Up until The Ultimate Fighter 10: The Heavyweights, the show featured fighters from two separate weight classes, offering two young prospects the opportunity at a coveted six-figure contract with the UFC. For those who do not win the title of “Ultimate Fighter”, success and a UFC contract are still possible. Just ask UFC lightweights Josh Koscheck and Kenny Florian, who both came up short of winning and have had successful careers inside the Octagon.
The UFC is the ultimate goal for any and all MMA fighters, period. Years of hard work and fighting in small regional shows, they all dream of fighting on the big stage at least once in their career. The Ultimate Fighter can be a fast ticket to stardom, success, and the culmination of a dream. Unfortunately, most fighters’ dreams are just that.
The UFC holds open tryouts for their Ultimate Fighter casting calls. Usually holding auditions for three weight classes. The Ultimate Fighter 10 casting call was open to heavyweights, light heavyweights, and middleweights. The tryouts consist of three rounds. After each round, if a fighter is good enough, or lucky enough, they are called back to participate in the next round. Each round narrows the field drastically and brings young fighters’ dreams that much closer.

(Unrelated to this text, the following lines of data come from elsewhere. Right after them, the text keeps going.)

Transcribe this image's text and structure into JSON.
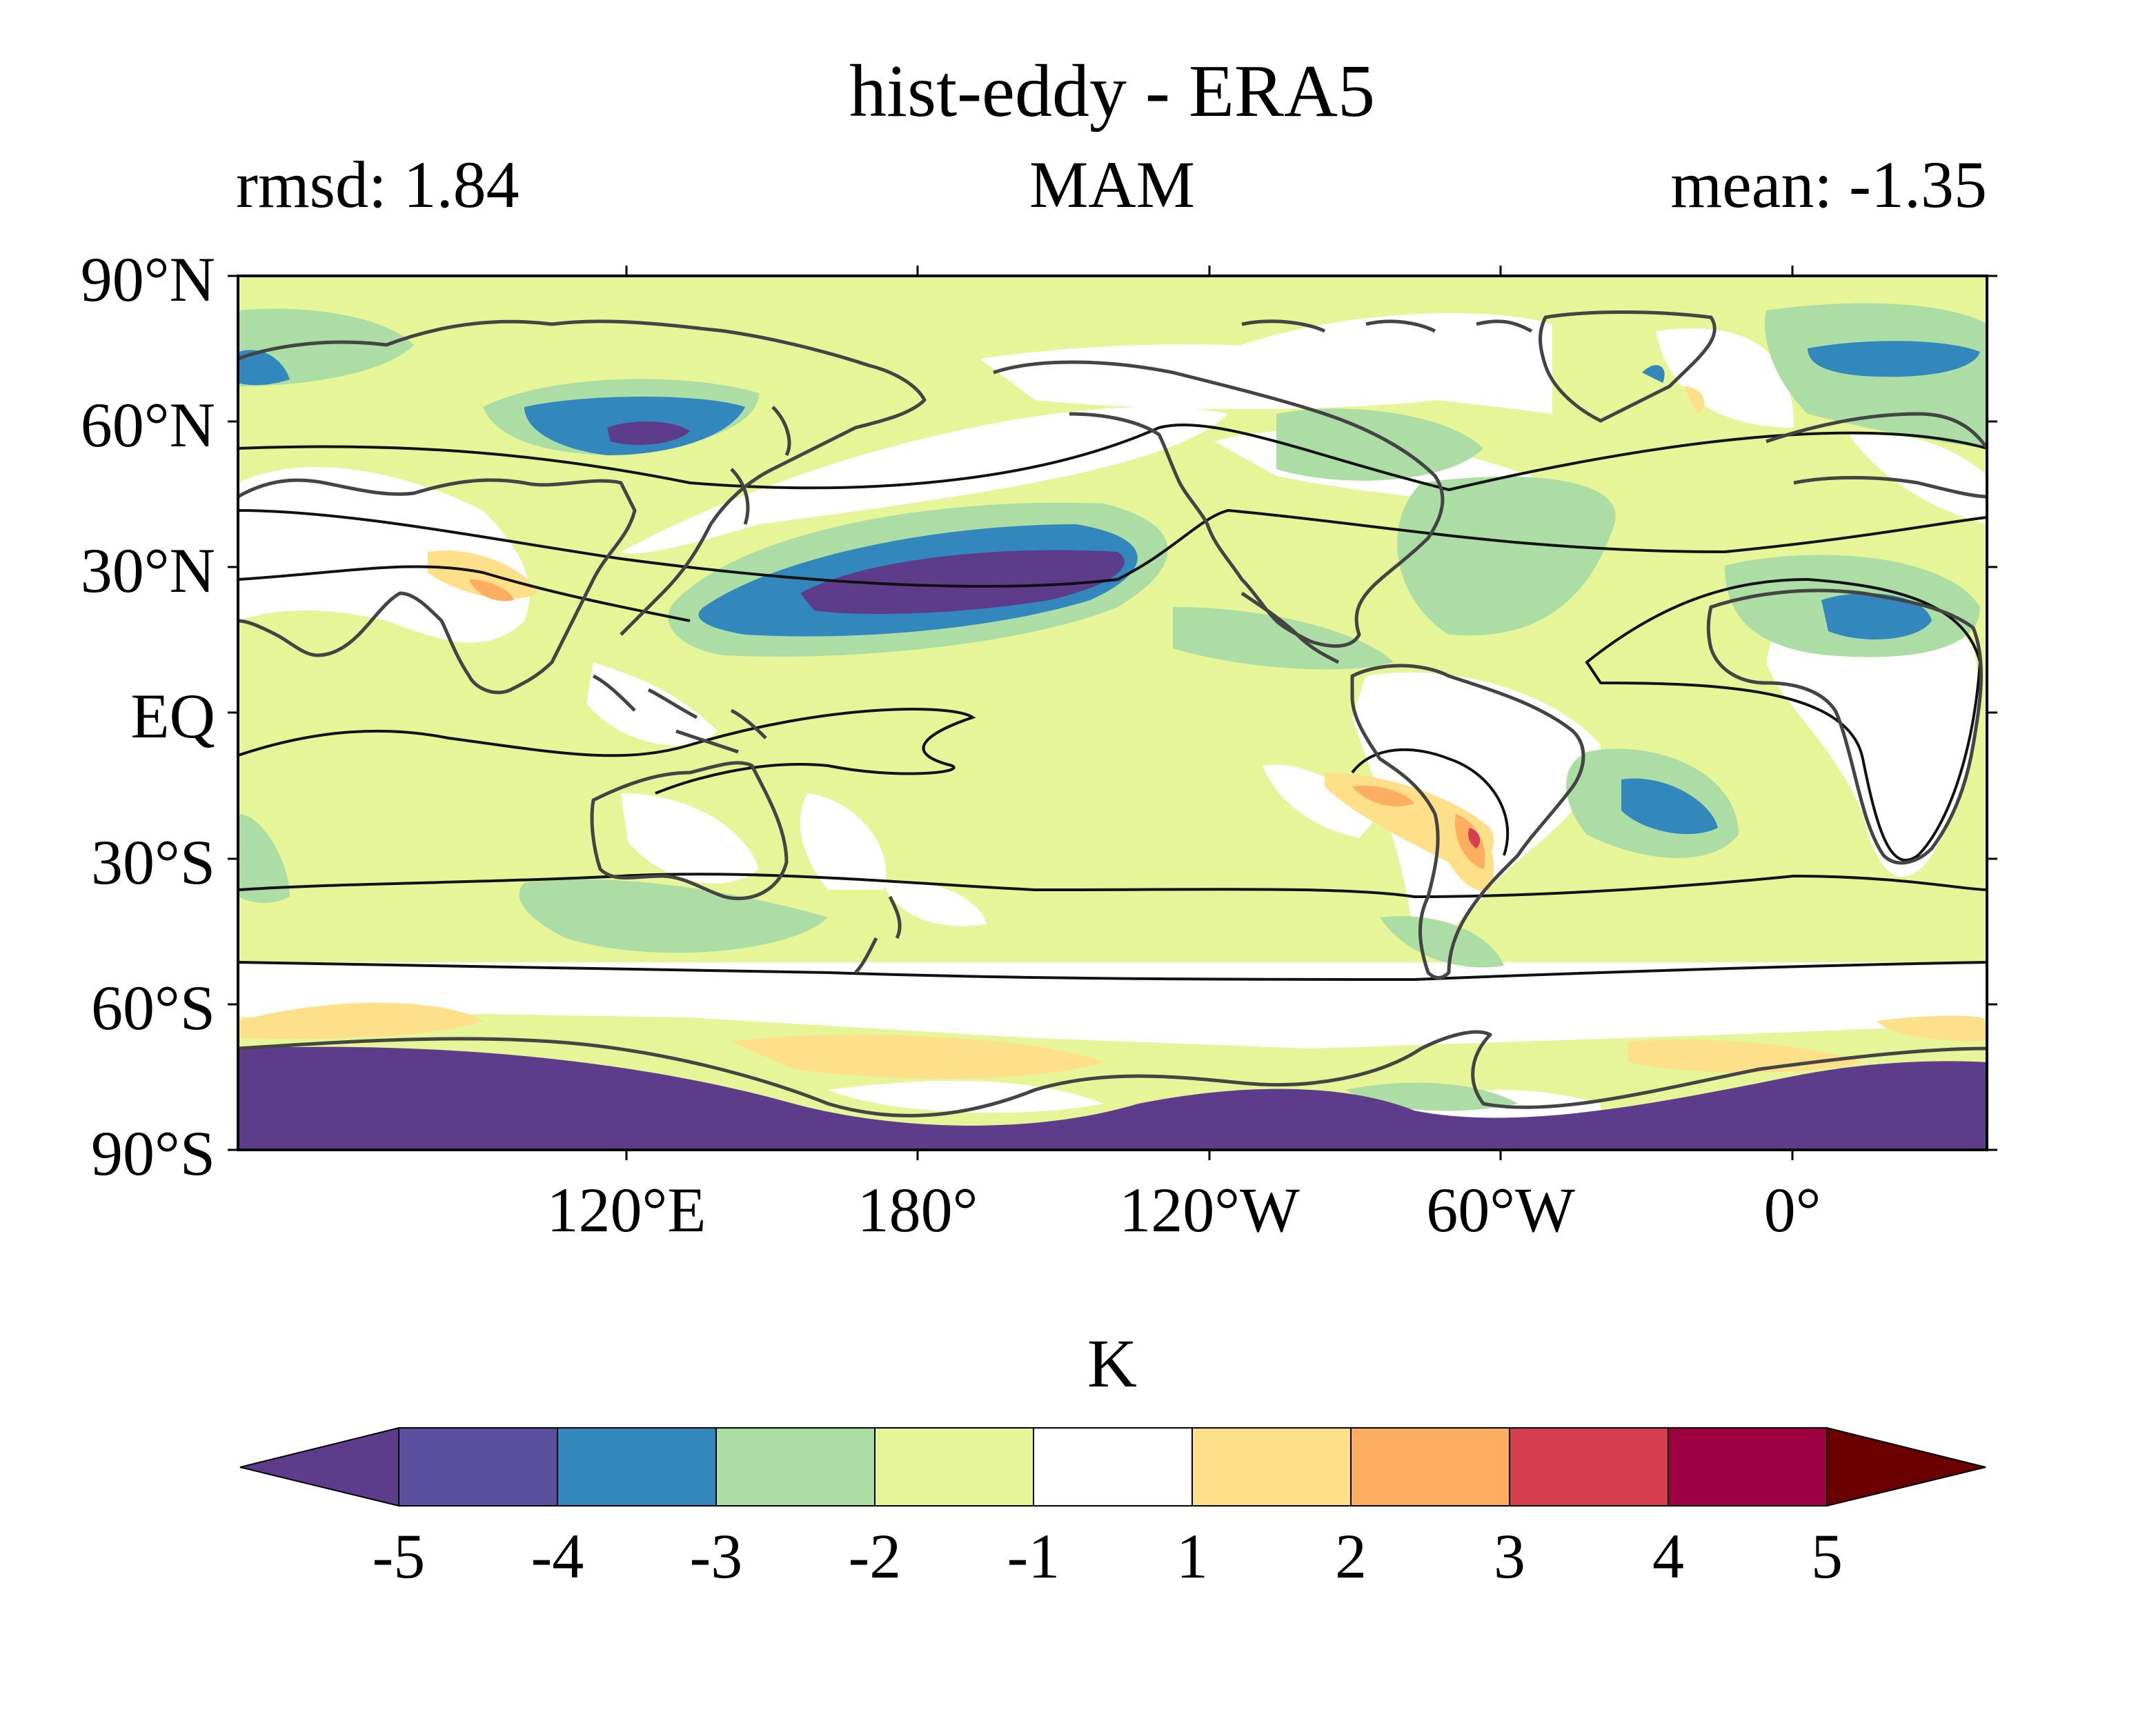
{
  "figure": {
    "title": "hist-eddy - ERA5",
    "left_label": "rmsd: 1.84",
    "center_label": "MAM",
    "right_label": "mean: -1.35"
  },
  "map": {
    "projection": "cylindrical equidistant, central longitude 180° shifted",
    "lat_ticks": [
      "90°N",
      "60°N",
      "30°N",
      "EQ",
      "30°S",
      "60°S",
      "90°S"
    ],
    "lon_ticks": [
      "120°E",
      "180°",
      "120°W",
      "60°W",
      "0°"
    ]
  },
  "colorbar": {
    "units": "K",
    "tick_labels": [
      "-5",
      "-4",
      "-3",
      "-2",
      "-1",
      "1",
      "2",
      "3",
      "4",
      "5"
    ],
    "colors": {
      "under": "#5e3c8c",
      "bins": [
        "#5b4fa0",
        "#3288bd",
        "#abdda4",
        "#e6f598",
        "#ffffff",
        "#fee08b",
        "#fdae61",
        "#d53e4f",
        "#9e0142"
      ],
      "over": "#6b0000"
    }
  },
  "palette": {
    "p_m45": "#5e3c8c",
    "p_m4": "#3288bd",
    "p_m3": "#abdda4",
    "p_m2": "#e6f598",
    "p_w": "#ffffff",
    "p_1": "#fee08b",
    "p_2": "#fdae61",
    "p_3": "#d53e4f",
    "coast": "#444444",
    "contour": "#111111"
  }
}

The three rounds are grappling (from their knees, no leg-locks), striking (hitting the pads to show off their stand up), and finally, the interview. By the time the interview phase comes, the field is down to around twenty to thirty fighters.
The interview is the most difficult and important part of the casting call. Spike TV producers and UFC brass try and get a feel for the fighters’ personalities, hoping they will help generate ratings and have the “it” factor.
Unfortunately for many fighters, many who traveled thousands of miles and spent thousands of dollars, their hard work, time, and money were spent in vain. As they did with The Ultimate Fighter 10, the UFC will only be using one weight class for TUF 11, middleweights.
For the light heavyweight fighters that made it all the way to the final interview, their hopes and dreams were shot down. According to multiple LHW hopefuls, they were told that TUF 11 will feature only middleweights, but to keep trying.
The obvious question would be why? Did the UFC and Spike TV know ahead of time, that they were only looking for middleweights? If so, then why would they let these young fighters waste their time, effort, and money for nothing? Many of these hopefuls left their families and jobs behind, spent thousands of dollars to travel from far off places like Alaska, Maine, and Canada, only to be told their dream wouldn’t be a reality.
Ultimately, it seems, the UFC is not happy with the depth of their middleweight division, and are looking to refresh the talent pool at 185 lbs. However, is overlooking the same depth disparity in the 205 lbs. division a mistake? Only time will tell.